2pm. $5-$10. World Cafe Live, 3025 Walnut St. 215.222.1400.

Super Adoption Day
Haven’t done your good deed for the year yet? Adopt a pet and get your good karma out of the way at the largest adoption event in Philly history. Animal shelters and rescues from all over the country will be showing cute little puppies and kittens that are up for adoption while local vendors sell off products for both people and our furry friends. This year’s theme is “Protect Your Pets,” with a focus on pet health insurance, microchipping, licensing and spay/neutering.
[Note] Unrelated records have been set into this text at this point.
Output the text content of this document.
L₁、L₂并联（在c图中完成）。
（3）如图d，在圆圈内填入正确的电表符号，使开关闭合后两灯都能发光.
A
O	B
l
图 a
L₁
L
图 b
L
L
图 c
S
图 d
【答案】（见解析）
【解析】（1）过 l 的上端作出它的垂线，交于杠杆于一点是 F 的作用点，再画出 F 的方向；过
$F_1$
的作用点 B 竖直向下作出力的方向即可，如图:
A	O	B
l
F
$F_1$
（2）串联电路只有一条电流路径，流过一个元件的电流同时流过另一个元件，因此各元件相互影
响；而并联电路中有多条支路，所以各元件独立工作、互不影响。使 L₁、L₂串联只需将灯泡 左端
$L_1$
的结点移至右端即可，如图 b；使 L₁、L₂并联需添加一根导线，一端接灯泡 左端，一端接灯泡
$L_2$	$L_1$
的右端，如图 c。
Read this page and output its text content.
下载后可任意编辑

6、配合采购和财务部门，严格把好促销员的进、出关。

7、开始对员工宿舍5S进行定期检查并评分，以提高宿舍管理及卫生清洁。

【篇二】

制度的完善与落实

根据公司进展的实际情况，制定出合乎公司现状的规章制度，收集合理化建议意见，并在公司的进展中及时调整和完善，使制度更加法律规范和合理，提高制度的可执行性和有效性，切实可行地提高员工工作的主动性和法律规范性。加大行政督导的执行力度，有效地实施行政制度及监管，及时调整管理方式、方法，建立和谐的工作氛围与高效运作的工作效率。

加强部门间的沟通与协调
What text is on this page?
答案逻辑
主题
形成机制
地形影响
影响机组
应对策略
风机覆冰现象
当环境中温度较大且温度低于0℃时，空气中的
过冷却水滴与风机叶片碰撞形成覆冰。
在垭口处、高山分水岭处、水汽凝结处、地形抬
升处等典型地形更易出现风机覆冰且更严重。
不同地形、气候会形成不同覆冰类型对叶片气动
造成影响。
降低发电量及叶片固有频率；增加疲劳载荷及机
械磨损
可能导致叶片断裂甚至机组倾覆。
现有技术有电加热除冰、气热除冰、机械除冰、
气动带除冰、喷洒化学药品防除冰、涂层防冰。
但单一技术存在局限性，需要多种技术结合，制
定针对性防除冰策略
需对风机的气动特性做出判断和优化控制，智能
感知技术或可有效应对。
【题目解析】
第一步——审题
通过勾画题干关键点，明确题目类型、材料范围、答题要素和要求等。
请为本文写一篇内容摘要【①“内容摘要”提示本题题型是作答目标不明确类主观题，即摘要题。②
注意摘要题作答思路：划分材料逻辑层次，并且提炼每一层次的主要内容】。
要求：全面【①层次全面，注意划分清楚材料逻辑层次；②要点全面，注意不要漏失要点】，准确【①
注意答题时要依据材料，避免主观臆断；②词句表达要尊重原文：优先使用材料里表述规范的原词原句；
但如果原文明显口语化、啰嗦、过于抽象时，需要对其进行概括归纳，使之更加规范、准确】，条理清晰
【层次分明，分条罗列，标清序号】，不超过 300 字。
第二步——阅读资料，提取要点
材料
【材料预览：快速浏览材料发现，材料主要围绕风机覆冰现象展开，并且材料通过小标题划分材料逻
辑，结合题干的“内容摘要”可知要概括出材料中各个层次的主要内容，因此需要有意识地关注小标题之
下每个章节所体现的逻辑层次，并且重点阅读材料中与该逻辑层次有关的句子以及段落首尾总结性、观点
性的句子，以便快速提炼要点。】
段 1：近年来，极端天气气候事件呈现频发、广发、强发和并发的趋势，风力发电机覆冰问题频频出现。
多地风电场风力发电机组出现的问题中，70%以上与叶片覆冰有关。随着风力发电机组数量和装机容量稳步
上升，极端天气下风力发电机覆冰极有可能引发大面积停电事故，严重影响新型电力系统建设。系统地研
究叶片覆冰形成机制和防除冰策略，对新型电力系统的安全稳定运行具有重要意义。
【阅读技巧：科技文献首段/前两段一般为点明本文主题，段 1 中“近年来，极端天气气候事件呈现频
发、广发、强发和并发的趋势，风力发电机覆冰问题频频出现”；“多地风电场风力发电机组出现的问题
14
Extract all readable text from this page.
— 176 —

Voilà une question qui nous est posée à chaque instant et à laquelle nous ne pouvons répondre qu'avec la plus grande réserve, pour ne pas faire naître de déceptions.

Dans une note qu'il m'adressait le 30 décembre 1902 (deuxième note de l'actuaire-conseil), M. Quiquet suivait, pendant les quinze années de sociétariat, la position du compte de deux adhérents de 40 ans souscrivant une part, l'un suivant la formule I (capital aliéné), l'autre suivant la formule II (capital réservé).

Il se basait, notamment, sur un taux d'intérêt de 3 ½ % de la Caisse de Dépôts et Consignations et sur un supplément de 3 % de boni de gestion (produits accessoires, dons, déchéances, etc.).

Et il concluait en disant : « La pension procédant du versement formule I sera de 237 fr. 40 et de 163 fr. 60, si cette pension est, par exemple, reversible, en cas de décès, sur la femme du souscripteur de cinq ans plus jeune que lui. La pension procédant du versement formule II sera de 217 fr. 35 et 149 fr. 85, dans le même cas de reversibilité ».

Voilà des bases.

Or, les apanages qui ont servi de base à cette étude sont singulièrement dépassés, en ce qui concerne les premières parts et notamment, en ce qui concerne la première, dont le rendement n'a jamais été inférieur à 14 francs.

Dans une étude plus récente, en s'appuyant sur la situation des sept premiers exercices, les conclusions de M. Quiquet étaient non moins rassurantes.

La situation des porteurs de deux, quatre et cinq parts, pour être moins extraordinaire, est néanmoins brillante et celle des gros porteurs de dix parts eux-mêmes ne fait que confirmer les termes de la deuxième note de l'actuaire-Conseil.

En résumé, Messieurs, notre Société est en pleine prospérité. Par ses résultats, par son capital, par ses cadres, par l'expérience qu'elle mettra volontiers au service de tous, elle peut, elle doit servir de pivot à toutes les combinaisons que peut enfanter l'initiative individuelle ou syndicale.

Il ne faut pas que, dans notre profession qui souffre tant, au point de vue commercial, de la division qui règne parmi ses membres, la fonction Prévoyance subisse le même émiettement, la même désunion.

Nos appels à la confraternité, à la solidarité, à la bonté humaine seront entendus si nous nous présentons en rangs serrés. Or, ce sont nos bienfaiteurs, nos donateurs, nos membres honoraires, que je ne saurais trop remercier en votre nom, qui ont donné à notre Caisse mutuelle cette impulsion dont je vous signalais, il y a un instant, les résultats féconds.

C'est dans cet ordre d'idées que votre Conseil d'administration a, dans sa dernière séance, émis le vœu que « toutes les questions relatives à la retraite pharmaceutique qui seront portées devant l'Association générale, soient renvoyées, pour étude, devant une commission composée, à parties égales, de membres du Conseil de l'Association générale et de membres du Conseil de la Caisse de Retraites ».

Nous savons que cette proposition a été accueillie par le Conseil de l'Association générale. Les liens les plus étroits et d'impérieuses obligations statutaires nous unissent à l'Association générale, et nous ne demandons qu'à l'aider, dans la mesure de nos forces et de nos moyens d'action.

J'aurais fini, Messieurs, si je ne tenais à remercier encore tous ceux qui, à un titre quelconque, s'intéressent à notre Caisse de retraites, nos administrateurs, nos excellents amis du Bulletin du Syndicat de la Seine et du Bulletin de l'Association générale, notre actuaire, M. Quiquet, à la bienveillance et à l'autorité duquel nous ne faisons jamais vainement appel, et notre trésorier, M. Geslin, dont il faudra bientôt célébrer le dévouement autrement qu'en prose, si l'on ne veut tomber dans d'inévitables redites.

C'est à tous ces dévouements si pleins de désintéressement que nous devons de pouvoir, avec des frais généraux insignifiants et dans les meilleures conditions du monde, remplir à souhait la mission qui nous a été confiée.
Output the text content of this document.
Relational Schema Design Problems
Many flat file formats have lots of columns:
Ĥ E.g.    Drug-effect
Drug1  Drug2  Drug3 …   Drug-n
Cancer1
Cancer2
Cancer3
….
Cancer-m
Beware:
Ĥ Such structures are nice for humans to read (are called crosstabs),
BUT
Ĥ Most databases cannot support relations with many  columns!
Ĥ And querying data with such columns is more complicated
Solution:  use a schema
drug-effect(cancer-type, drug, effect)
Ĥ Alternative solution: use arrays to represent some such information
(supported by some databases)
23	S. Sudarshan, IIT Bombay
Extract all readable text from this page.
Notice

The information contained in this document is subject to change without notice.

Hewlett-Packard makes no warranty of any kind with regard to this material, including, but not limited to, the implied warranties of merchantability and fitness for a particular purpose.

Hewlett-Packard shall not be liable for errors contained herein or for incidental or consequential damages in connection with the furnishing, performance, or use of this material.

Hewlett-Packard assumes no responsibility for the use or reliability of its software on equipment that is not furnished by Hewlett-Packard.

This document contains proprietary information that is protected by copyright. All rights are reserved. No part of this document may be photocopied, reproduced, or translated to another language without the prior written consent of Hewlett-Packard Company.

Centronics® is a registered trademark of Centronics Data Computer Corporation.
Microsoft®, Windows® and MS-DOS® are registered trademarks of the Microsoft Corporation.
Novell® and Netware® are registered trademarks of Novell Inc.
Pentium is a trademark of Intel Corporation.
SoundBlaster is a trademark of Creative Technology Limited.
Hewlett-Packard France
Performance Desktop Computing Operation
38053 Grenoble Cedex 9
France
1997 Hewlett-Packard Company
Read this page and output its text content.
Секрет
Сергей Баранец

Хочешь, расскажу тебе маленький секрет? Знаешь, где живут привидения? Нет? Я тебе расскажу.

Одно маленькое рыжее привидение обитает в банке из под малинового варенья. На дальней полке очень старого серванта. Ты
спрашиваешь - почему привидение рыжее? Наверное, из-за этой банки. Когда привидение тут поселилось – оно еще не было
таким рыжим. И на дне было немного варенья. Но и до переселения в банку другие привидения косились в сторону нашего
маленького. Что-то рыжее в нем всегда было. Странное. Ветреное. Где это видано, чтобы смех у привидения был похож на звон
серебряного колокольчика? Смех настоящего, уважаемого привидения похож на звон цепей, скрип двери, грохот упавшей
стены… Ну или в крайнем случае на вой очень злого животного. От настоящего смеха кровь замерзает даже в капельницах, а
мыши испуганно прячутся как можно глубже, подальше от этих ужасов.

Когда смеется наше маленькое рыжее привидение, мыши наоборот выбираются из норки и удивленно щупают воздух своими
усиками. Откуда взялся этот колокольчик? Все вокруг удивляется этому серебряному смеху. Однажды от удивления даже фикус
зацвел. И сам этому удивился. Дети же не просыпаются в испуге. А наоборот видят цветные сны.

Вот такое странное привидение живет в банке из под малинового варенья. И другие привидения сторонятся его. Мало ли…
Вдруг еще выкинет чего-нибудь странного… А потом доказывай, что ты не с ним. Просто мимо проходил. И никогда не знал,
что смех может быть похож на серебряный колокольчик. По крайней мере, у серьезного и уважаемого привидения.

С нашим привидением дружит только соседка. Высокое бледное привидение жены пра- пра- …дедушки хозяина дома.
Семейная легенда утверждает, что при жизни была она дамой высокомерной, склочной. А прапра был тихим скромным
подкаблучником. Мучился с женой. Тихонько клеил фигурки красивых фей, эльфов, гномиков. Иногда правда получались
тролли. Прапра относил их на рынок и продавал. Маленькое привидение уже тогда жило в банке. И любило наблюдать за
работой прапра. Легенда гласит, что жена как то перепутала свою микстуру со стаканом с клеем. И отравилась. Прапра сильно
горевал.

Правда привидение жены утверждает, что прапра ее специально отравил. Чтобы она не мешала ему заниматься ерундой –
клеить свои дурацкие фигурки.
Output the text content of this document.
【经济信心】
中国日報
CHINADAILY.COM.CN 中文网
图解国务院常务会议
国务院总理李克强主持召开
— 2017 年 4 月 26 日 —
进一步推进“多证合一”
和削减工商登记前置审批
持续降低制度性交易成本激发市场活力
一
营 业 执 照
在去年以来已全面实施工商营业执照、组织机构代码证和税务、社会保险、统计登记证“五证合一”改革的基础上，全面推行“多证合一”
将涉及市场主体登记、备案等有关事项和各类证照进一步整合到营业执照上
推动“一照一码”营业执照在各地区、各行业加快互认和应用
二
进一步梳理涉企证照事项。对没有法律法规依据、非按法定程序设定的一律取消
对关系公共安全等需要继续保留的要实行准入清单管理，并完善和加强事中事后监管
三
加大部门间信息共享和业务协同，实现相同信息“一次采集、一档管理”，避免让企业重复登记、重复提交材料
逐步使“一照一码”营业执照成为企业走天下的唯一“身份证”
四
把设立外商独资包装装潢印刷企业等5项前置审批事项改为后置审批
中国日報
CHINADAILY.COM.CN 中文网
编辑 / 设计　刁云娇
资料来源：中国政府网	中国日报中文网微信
If you don’t know or care what any of these themes entail (although you probably should if you own a pet), never fear: There will be food and live music sponsored by Radio 104.5. Performing artists include indie Philly natives the Atomic Square, Motown/soul crossbreed Tim McGlone and rock-indie-alternative Jaded Son. Organized by Citizens for a No-Kill Philadelphia, the non profit continues to spread animal love through making Philadelphia a safe place for pets. -Trishula Patel

Noon. Free. Piazza at Schmidt’s, Second St. and Germantown Ave. 215.413.3790.

Monday, May 23

With concerts that are part performance-art—“you’ll see girls popping out of boxes,” they brag—and part sweaty pop-rock spectacle, Sweatheart has never been one to skimp on the details, musical or visual. In their seven-year history, a few members of the Philadelphia-based ensemble have seen success elsewhere, including a solo album from Amanda Blank and a stint touring with Santigold for Rose Luardo. But Sweatheart never waned. Their special brand of happy-go-lucky garage rock, with lots of cymbal crashes, power chords, vocal harmonies and catchy melodies, is a bit “Like a Virgin”-era Madonna and a bit Velocity Girl-cum-Jefferson Starship. But with songs like the tender ballad “Finger Bangin’” and the Bmore club banger/rap ditty “WetDream Catcher,” they’re a bit more “dirty Philly” than their mainstream counterparts. -Katherine Silkaitis

8pm. $8. With Everyday/Everynight, GypsyHawk + Thee Nosebleeds. Kung Fu Necktie, 1250 N. Front St. 215.291.4919.

Tuesday, May 24

Ports of Call
For our money, the best of the so-called “shoegazer” bands back in the day was Swervedriver—not only were they masters of blissed-out atmospherics, they added guitar muscle and a propulsive rhythmic backbone to their tunes, and made sure there were classic pop/rock melodies you could grab onto as well. The same applies to Philly’s Ports of Call, a frequently awe-inspiring combo that finds the right balance between dreamy and aggressive, merging gossamer vocals and wobbly, heat-mirage sonics with huge riffs and sturdy songcraft. Produced by Jeff Zeigler (of like-minded locals Arc in Round), Ports of Call’s new EP Fractals is magnetic and mesmerizing, and we imagine the band will be even more so live. -M.A.G.

7:30pm, $5. With Psychic Teens + Swimmers Ear. Kung Fu Necktie, 1250 N. Front St.